Engineering Meets Art

Spotted in the Baltimore Harbor: A giant stork, a goat-man, a couch on wheels and a 35-foot-long crocodile. 

This may sound like the start of a wild bedtime story, but it’s no tall tale. It’s the annual Baltimore Kinetic Sculpture Race, a parade of sorts, but with floats pulled by people instead of flatbeds, and a parade route that’s more like an obstacle course. It’s a competition to see which sculptures make it to the end without falling apart.

So what is a kinetic sculpture? According to race officials, it’s “a work of art which is also an all-terrain vehicle that is human-powered and can endure a course of fifteen miles through land, mud, sand and harbor.”

But there’s more! Each kinetic sculpture is also expected to be visually creative, as well as functional. And it must incorporate the 2016 race theme­—“Urban Myths & Monsters.”

On this Saturday in May 2016, hundreds are gathered at the Canton waterfront in Southeast Baltimore, waiting for the sculptures to arrive from the starting line at the American Visionary Art Museum in Federal Hill.

Some watch from lawn chairs, a few sailboats drift around to catch a glimpse, and the water taxi brings additional spectators.

More than 30 human-powered contraptions have already traveled on some of Baltimore’s busiest streets. Now they’ll meet a new challenge: an exhilarating trip down Canton’s public boat ramp, and a big splash when they hit the water.

For the teams who work all year to design and build the sculptures, it’s the moment of truth: Will it withstand the impact? quickly followed by, Will it float?

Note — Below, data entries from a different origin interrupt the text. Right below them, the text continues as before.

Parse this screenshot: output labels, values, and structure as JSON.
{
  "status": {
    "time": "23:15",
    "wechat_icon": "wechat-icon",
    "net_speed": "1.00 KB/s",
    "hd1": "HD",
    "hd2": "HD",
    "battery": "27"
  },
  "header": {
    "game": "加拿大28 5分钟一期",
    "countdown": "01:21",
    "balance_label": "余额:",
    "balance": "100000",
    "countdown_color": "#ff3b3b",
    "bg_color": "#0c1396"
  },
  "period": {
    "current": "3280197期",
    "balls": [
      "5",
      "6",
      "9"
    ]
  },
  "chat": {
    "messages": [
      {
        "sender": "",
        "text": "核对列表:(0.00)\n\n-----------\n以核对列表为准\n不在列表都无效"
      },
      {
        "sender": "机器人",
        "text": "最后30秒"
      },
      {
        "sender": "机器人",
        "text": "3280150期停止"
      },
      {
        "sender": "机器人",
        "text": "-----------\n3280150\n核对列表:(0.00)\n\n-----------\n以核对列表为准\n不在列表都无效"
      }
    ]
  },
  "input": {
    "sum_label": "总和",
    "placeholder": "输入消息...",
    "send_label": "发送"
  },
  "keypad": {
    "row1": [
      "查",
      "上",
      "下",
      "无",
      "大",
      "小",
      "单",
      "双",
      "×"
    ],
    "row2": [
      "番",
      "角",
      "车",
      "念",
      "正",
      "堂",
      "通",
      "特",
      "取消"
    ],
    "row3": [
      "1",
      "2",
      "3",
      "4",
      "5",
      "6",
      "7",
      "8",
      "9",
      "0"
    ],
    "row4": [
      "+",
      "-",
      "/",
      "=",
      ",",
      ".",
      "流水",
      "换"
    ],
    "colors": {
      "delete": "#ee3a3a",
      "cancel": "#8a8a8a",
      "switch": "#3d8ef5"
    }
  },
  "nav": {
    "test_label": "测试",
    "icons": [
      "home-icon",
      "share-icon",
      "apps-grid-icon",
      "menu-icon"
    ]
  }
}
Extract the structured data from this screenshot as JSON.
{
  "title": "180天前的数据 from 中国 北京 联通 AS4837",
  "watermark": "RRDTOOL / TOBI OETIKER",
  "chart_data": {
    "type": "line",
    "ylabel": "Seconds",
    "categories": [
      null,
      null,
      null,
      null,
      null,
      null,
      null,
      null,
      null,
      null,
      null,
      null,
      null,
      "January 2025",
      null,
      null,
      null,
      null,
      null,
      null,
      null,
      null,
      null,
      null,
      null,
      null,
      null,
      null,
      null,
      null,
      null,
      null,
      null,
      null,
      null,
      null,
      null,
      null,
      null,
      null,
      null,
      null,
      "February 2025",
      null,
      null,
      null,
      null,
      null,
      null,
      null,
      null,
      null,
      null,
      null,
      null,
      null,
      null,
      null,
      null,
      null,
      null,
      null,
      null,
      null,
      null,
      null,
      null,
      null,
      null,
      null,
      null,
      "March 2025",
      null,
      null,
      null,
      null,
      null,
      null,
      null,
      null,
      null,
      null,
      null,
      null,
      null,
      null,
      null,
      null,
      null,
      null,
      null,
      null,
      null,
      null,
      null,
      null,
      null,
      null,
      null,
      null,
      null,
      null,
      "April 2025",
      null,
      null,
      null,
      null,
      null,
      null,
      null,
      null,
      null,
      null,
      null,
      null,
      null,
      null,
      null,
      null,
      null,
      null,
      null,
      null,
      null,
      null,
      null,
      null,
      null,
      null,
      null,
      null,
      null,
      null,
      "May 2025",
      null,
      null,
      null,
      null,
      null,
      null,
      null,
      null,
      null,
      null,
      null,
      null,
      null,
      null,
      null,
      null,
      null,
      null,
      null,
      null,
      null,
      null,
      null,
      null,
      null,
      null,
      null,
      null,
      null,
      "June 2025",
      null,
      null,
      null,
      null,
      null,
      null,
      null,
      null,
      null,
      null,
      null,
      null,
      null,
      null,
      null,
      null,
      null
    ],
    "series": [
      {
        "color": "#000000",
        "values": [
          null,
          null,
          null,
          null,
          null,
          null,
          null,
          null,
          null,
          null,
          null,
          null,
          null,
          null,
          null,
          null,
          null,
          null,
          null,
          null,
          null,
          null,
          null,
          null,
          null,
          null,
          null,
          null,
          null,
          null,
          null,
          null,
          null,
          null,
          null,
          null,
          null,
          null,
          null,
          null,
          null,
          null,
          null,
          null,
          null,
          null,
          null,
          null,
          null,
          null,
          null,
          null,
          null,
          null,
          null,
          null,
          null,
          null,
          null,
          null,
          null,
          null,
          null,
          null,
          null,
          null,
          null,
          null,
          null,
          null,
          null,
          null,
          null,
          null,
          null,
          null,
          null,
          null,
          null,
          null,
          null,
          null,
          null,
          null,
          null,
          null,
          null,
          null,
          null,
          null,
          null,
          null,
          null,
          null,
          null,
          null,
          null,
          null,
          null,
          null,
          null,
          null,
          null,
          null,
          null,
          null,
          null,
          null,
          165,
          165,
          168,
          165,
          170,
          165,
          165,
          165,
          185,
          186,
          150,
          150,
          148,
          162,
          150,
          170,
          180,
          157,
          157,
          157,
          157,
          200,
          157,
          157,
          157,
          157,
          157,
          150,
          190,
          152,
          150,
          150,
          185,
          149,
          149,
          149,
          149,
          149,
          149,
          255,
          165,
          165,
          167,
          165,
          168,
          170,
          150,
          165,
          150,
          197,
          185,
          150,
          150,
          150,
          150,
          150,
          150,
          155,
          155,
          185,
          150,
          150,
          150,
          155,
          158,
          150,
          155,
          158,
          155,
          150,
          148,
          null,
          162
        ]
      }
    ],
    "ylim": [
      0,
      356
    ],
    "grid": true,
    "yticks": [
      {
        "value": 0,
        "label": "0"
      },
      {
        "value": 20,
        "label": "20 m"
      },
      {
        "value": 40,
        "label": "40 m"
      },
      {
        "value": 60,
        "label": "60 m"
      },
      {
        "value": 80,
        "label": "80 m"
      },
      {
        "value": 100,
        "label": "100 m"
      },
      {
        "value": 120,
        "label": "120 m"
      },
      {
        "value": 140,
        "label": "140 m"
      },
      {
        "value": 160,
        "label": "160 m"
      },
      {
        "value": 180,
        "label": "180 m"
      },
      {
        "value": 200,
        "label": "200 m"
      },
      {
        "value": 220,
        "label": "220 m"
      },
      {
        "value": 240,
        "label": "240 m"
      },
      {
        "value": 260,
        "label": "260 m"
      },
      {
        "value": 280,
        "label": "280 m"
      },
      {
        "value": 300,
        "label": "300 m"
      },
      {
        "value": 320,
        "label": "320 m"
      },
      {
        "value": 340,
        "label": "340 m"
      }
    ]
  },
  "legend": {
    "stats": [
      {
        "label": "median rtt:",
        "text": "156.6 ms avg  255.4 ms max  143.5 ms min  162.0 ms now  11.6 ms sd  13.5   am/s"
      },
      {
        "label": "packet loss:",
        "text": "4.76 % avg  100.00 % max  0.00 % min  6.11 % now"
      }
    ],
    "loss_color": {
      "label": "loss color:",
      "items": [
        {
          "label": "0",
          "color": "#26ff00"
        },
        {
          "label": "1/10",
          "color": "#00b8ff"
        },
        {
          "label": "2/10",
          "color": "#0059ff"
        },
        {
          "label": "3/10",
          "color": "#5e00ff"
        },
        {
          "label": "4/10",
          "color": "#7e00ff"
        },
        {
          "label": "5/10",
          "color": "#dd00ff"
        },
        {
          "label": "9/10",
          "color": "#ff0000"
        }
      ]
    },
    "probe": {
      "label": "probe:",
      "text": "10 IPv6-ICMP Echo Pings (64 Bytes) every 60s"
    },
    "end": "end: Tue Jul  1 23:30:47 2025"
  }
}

In case the answer is no, Baltimore EMTs, the city fire boat and a flotilla of kayaking volunteers are all standing by.

They won’t be afloat for long. One by one, each sculpture’s pilot steers into the 58-degree water as throngs of spectators cheer them on. Pilots must maneuver around a short floating dock, and ascend the ramp on the other side.

Some fare better than others. Dr. Disaster’s Spin Cycle is rigged with pontoons that feature spinning tentacles made from pool noodles. Its unusual mechanics earn it the Golden Flipper award for most interesting water entry.

The Da Vinci Dogs sculpture, inspired by Da Vinci’s Demons, breaks in two and sends all three macho pilots into the drink. The crowd roars. Somehow, they defy the odds and go on to win the Speed award at the end of the day.

The grand finale of the water obstacle is the fan favorite, Tick Tock the Croc. At 35 feet, it’s as long as a generous cabin cruiser. It features jaws that open and shut, and a sound system blasting Crocodile Rock.

When the teams finally drag their waterlogged sculptures out of the harbor, the race is far from over: They’ll continue north to Patterson Park, where mud and sand pits await.

The grueling course doesn’t deter dozens of teams from entering each year. One team I meet on the course is made up of former spectators who once said, “We could do that!” This year, their sculpture is a giant beehive called “The Bee’s Knees,” built from materials found in their own recycling bins and painted yellow. 

Race director Theresa Segreti says everyone who sees the quirky race wants to be part of it. And she explains, “That’s just the spirit of the Kinetic Sculpture Race: ordinary people doing something amazing with the materials they have around them.”